Big 12: what we learned 13
Posted by ESPN.com's Tim Griffin
1. Brent Venables' luster is restored. The Oklahoma defensive coordinator's reputation -- like the "Big Game" mystique of his boss, Bob Stoops -- had been dinged a little in recent seasons because of the Sooners' BCS bowl game struggles. But after the Sooners' swarming, decisive dissection of Texas Tech's offense Saturday night, the nation again was reminded why the Sooners' Big 12 dynasty was built first and foremost on defense. The Sooners' strong defensive performance should resonate as a resume to help sell Venables for one of those open jobs that are out there. If he can direct a team in the future like he can to play defense against Texas Tech, he should be considered one of the hottest commodities available.
2. Let the BCS lobbying begin. Before the third quarter of Saturday's Oklahoma-Texas Tech game was finished, Texas spin doctors were texting national football writers and poll voters to remind them about Texas' 45-35 victory over Oklahoma on Oct. 11. As if they really had forgotten. But it shows what will be as big a battle off the field as on it as two monolithic football programs with the public-relations machines to match. It should be interesting to see how everything unfolds. Texas failed in its biggest road test this season and so did Texas Tech. Now, it will be Oklahoma's chance against Oklahoma State in a bitter road rivalry game. A win there would resonate for the Sooners unlike either of the other two South Division challengers.

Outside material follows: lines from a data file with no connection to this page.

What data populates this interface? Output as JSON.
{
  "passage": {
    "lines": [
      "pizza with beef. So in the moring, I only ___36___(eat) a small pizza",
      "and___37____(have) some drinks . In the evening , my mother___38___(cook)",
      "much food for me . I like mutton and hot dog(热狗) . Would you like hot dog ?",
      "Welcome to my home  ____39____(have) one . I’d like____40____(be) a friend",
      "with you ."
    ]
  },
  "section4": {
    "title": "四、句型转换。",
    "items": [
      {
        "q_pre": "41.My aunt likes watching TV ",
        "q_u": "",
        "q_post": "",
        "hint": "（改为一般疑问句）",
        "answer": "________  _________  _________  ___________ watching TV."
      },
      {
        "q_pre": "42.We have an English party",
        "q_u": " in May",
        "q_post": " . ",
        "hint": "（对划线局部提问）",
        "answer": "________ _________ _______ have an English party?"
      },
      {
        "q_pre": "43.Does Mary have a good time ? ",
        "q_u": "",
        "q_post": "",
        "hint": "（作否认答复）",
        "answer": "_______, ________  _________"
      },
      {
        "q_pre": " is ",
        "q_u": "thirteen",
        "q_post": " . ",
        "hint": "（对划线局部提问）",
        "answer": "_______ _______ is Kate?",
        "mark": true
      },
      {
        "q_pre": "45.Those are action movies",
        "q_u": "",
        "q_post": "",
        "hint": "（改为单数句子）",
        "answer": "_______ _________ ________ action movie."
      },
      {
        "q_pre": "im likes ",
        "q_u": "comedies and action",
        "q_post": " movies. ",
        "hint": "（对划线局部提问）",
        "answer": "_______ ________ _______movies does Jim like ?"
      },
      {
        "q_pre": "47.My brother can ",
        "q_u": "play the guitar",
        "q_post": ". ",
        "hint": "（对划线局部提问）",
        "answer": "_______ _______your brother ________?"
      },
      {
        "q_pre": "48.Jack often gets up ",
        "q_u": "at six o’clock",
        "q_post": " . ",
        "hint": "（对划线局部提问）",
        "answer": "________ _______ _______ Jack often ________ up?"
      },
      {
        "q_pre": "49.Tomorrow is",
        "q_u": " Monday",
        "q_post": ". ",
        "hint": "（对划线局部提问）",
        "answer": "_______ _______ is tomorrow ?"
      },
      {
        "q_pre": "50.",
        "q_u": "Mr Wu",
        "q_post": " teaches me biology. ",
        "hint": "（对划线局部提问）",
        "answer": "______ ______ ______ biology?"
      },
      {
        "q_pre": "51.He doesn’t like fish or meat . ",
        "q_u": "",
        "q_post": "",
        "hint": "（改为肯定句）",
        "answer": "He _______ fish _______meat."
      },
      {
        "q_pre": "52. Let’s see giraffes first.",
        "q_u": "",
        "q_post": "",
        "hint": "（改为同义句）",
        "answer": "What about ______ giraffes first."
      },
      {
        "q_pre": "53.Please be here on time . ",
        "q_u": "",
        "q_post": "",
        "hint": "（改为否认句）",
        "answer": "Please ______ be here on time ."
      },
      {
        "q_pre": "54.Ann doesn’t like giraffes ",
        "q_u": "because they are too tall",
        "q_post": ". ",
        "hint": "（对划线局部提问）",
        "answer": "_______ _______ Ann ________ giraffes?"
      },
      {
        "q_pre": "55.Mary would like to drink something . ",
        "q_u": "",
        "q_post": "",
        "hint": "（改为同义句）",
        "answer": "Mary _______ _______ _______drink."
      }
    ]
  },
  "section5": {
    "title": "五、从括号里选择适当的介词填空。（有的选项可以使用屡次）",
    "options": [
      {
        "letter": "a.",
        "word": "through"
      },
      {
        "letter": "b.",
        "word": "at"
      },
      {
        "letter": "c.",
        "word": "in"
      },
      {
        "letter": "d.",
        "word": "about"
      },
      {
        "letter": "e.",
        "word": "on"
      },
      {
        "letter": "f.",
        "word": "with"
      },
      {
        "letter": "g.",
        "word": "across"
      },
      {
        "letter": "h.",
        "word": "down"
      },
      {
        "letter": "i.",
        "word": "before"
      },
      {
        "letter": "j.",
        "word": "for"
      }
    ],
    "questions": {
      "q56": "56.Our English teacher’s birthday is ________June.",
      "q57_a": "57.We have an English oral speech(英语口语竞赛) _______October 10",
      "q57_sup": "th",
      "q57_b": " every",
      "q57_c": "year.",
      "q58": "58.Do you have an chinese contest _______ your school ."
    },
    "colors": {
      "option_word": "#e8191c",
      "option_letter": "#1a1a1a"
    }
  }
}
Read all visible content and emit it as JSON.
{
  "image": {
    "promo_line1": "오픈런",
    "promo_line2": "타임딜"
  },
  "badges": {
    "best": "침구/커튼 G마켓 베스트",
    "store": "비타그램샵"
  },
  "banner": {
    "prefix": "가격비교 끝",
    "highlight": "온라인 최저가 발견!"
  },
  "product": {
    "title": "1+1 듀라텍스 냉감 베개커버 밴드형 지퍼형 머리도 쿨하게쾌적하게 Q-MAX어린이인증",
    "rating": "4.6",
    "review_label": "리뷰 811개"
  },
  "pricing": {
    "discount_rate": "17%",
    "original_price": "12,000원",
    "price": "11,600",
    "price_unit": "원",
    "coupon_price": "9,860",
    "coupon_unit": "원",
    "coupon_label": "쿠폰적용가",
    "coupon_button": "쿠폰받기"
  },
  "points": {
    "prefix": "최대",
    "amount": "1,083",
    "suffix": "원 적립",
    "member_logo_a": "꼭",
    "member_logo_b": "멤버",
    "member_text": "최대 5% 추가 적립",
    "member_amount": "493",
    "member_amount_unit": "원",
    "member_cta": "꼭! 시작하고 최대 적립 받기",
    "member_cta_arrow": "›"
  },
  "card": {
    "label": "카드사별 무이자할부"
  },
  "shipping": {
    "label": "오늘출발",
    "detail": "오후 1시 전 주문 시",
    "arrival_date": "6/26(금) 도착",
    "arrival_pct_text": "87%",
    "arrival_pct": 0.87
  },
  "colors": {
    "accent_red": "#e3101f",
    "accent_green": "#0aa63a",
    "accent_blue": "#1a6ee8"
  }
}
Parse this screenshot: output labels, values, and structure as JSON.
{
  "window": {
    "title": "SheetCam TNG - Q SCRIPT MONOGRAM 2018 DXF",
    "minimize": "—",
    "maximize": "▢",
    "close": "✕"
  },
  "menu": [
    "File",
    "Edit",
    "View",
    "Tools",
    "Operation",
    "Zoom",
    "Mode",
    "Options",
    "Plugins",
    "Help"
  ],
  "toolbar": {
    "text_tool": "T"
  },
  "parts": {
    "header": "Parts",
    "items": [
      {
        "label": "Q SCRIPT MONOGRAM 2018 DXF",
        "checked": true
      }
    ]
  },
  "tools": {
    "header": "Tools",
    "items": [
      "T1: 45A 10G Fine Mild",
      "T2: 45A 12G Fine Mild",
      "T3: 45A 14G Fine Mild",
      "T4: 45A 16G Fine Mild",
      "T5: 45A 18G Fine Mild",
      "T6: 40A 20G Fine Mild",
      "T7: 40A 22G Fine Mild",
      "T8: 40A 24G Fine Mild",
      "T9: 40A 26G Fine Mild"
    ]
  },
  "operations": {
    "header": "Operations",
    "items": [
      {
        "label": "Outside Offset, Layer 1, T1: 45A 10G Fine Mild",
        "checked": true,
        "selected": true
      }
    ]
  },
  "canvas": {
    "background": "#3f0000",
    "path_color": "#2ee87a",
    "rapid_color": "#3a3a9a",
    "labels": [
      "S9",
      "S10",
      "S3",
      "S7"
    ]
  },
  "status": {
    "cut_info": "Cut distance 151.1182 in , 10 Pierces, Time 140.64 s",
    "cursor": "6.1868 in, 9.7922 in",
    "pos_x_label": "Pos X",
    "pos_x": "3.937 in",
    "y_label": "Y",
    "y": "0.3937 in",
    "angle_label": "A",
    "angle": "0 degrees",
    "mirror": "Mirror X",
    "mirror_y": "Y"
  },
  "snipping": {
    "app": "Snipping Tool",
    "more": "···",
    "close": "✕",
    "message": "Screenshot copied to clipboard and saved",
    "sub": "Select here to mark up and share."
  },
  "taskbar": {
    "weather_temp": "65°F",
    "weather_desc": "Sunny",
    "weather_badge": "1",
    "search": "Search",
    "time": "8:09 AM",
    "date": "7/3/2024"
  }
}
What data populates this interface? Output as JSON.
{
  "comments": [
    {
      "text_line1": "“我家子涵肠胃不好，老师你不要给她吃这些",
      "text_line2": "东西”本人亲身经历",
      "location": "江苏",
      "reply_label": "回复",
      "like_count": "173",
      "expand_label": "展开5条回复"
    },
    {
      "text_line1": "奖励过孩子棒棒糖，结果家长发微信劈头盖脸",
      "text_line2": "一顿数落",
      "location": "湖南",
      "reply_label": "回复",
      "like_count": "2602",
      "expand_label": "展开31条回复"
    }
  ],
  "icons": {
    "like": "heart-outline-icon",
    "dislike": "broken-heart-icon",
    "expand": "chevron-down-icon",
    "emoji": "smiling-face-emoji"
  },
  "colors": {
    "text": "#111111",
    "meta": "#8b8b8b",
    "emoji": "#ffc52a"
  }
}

I'm expecting to see a lot of bully pulpit harmonizing from Mack Brown and Stoops if their teams win their regular-season finales next week. Wouldn't it be delicious if somehow those two old rivals could end up meeting at the BCS Championship Game? Sure, Florida and Alabama would both have to lose as the Longhorns and Sooners keep winning. But in this wackiest of all college football seasons, anything appears to be possible.
3. Texas Tech's dream season came to a crashing thud Saturday night. But it's still not out of the question that the Red Raiders might have a shot at their first Big 12 Championship Game. Mike Leach's team will be pinning its hopes on beating Baylor next Saturday afternoon and then hoping that Oklahoma State's best team in 20 years can rise up and claim an upset victory over Oklahoma. Stoops has won four of five previous games in Stillwater, but all of the Oklahoma victories were settled by six points or fewer. Texas Tech has to hope that Kendall Hunter makes a quick recovery from his quadriceps injury and that Zac Robinson, Brandon Pettigrew and Dez Bryant take advantage of their week off more fortuitously than the Red Raiders did.
4. Saturday's biggest winner in the North Division was Nebraska, and it had nothing to do with any Big 12 games. Syracuse's shocking upset over Notre Dame has dropped the Irish far down the Gator Bowl's wish list and pushed the Cornhuskers into the inside track for the game if they can beat Colorado on Friday. The Cornhuskers would be 8-4 and would have the sizzle of winning five of their last six games -- as well as returning to a bowl in coach Bo Pelini's first season. Gator Bowl officials are already salivating about a potential Nebraska-Florida State matchup, an enduring bowl treat between two once-dominant programs that were matched up four times in New Year's Day bowls from 1988-94. The only way that scenario won't happen will be if Notre Dame stuns USC next week in Los Angeles, where the Irish are 1-5 since 1996 and lost their last three games by an average margin of 27.3 points. Sounds like the Cornhuskers and their fans better start stocking up on suntan lotion.
5. Ron Prince's coaching career at Kansas State ended in a fitting fashion Saturday. The Wildcats claimed a 38-30 victory over Iowa State, but the way the game finished up was the perfect encapsulation of Prince's three-year coaching career there -- the shortest in Big 12 history for any North Division coach. Prince called time out with one second left to set the defense on one rousing conclusion. And Iowa State proceeded to score a touchdown on the final play of the game, tacking on a meaningless score (unless you were gambling on the game) to finish off a 626-yard performance. Even in his final victory, Prince's defense let him down at the end. It's been that way for him for three years.